I’ll never hear him tremble-tell stories about his first wife, Jean, and my Grandma Irma, and his daughter Judy, who all saw Jesus’ face years ago  . . .

But this passing of Grandpa is also sweet, sweet because this I know for sure: my Grandpa W. loved Jesus with his life.

I’ll never forget when Jon and I were young and dating and drove from Minneapolis to Chicago to see Grandpa and my college-going sisters. And that weekend while I slept on my sisters’ apartment floor in Wheaton, Jon stayed up late in Grandpa’s condo, playing him in chess, and getting beat over and over again while he “waited for your Grandpa to have a senior moment! He never had one!” And Jon woke up at 5am and rolled out of that creaky sofa bed and sat with Grandpa as he opened his Bible and read Our Daily Bread and talked about his Savior-God, talked about how he couldn’t wait to go to heaven and see Him face-to-face.

I’ll never forget the letters Grandpa sent over the years, one-after-another, writing in his wobbly script that he was “praying every day for you and your family, and I love you very much.”

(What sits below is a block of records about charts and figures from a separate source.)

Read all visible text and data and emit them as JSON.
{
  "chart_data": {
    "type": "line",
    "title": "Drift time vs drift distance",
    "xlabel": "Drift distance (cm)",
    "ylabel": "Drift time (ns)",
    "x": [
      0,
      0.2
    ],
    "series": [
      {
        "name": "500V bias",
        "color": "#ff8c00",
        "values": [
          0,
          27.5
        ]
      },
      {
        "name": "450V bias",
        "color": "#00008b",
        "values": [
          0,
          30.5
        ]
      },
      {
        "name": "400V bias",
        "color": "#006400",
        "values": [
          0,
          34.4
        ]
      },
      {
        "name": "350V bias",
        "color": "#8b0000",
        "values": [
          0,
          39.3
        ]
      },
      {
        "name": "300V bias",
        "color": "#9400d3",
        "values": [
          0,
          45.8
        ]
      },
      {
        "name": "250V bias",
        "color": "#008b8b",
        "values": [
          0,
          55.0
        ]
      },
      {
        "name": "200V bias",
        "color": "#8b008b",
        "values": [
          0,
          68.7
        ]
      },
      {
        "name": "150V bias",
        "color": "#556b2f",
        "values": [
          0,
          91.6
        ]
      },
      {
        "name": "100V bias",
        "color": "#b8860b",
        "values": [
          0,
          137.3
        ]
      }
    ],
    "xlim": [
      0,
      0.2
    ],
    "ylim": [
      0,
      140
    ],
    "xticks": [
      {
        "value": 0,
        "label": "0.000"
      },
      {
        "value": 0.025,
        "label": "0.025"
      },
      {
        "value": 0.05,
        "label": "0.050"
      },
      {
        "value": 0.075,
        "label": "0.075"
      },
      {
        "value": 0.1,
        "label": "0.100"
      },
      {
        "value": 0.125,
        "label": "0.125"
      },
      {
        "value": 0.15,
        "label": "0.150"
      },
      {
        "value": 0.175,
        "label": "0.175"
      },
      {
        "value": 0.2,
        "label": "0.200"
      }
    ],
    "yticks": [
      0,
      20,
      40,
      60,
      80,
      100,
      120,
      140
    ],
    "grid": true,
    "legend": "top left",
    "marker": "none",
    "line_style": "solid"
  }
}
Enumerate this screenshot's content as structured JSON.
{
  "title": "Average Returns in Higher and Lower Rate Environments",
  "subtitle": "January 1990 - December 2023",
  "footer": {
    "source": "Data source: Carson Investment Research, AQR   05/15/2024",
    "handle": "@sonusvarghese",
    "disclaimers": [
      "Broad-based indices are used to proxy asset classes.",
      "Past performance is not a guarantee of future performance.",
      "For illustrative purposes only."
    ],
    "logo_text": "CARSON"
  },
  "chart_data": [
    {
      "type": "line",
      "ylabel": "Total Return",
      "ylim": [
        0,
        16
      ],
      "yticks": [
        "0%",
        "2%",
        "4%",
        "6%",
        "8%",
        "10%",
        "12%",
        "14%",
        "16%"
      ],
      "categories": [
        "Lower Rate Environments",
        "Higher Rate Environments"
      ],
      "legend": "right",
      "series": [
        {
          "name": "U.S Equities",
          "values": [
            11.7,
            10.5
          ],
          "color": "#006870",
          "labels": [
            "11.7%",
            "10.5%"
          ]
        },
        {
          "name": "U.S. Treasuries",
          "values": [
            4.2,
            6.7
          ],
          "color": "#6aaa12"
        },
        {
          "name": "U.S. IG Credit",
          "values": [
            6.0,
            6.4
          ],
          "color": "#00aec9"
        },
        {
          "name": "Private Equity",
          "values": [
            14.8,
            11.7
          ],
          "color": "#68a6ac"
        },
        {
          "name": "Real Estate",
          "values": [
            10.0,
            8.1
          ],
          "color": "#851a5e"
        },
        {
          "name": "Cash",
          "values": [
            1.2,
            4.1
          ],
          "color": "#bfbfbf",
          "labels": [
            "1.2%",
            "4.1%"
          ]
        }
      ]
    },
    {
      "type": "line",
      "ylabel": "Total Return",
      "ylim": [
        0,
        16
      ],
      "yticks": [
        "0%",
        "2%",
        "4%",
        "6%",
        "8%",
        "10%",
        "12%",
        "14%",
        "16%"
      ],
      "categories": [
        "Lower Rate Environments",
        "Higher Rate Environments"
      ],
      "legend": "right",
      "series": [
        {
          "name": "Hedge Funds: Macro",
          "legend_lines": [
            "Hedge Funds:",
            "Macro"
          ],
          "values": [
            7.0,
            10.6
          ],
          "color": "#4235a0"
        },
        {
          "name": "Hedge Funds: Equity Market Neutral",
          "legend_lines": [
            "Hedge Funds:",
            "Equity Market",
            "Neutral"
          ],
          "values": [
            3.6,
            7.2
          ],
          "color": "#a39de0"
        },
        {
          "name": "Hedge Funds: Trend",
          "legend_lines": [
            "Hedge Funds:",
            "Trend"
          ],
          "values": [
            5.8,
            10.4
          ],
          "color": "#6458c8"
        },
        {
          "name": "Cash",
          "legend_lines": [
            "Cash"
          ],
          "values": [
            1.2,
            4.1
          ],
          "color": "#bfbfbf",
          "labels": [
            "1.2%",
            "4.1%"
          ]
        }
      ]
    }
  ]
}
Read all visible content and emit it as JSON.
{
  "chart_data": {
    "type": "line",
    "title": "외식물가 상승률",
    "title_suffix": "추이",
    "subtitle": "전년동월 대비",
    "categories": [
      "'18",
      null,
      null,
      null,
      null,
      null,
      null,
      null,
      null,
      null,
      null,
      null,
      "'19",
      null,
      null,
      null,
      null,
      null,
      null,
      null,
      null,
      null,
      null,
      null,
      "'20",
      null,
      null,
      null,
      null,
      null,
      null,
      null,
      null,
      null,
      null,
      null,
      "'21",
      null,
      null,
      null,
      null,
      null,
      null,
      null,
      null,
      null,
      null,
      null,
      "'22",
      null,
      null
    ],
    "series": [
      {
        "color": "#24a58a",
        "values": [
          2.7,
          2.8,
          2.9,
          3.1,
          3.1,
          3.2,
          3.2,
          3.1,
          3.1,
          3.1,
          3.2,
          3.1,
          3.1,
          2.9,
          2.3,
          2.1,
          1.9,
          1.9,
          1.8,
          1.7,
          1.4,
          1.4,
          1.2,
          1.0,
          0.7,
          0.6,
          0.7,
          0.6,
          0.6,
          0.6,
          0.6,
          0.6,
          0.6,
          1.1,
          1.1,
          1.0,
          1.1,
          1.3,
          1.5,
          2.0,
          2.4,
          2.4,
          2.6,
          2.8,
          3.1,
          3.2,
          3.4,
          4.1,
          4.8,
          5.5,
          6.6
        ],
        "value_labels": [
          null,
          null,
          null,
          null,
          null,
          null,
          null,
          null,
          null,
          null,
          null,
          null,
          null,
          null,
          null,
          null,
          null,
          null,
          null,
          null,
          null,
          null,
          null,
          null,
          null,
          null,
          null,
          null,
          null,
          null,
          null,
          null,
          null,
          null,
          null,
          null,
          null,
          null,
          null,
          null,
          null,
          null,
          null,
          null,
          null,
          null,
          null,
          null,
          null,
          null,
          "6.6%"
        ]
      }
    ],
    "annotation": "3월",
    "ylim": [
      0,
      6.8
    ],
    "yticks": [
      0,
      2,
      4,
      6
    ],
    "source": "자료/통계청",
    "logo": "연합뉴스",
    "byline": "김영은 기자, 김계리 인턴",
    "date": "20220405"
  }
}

When he finally lost his driver’s license, and he moved out of his West Chicago condo and into his son’s house, he left nothing behind because he’d given it all away. At the end of life, Grandpa’s treasure was in the unseen, the eternal, not the temporal, where moth and rust destroy and thieves break in and steal.

That’s what I remember most about my Grandpa: Christ was his treasure, his life, his Everything.
And the older he got, the more he breathed Jesus.

And this is my prayer: that I may follow in the foot-steps of my Grandpa, knowing and loving Jesus more than Life.

And this is my hope: “Truly, truly, I say to you, whoever hears my word and believes him who sent me has eternal life. He does not come into judgment, but has passed from death to life.”

And this is my peace: “You have sorrow now, but I will see you again, and your hearts will rejoice, and no one will take your joy from you.”